In a major victory for Pacific Gas & Electric Co. the government Tuesday quietly dropped a claim for $562 million in potential fines for alleged gas pipeline safety rule violations, cutting the liability to a maximum of roughly $6 million.
The two-page request came without explanation in the case as jurors entered their fourth day of deliberations over PG&E’s conduct around the 2010 gas pipeline explosion in San Bruno, California, that killed eight people and destroyed homes.
The company is charged criminally with violation of gas pipeline safety rules and obstruction of justice during the National Transportation Safety Board investigation of the blast.
Prosecutors contend PG&E “corruptly misled” the NTSB during its inquiry of the deadly explosion of a high-pressure transmission pipeline on Sept. 9, 2010. The NTSB concluded the rupture was caused by a defective seam weld in the pipe segment that was erroneously listed as “seamless” in PG&E records.
The company is also charged with multiple counts of faulty record-keeping in violation of the Pipeline Safety Act.

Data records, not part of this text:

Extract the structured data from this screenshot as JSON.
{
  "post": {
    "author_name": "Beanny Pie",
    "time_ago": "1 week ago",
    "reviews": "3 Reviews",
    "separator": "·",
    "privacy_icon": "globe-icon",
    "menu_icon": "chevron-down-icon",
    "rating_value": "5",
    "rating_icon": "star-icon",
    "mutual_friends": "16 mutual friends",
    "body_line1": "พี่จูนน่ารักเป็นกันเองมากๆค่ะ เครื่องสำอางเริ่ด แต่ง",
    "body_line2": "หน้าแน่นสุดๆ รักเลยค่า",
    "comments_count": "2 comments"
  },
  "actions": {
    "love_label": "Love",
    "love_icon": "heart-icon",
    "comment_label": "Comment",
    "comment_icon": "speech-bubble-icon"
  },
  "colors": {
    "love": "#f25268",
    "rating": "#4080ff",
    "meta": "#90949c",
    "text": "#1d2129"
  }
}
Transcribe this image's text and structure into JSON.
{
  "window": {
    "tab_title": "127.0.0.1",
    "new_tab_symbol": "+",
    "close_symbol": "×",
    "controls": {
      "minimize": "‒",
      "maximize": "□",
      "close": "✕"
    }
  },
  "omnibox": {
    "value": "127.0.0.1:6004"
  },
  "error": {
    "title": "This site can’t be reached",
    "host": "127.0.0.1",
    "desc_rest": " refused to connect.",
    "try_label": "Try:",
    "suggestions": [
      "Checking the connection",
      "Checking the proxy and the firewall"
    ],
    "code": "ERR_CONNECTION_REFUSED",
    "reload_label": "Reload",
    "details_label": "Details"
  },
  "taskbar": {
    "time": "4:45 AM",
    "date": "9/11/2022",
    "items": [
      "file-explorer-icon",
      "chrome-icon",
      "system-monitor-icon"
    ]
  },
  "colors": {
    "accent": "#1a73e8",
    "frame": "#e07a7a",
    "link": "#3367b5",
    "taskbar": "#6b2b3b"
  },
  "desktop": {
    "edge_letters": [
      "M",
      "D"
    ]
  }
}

The government originally sought $1.1 billion in potential fines but that was lowered to $562 million in December by U.S. District Judge Thelton Henderson. Tuesday’s request by the government would eliminate a claim under the Alternative Fines Act, which would have allowed the government, in the event of a conviction, to seek either double what PG&E gained, or two times the monetary loss suffered by others.
The new maximum fine, in the event of conviction, would be close to $6 million.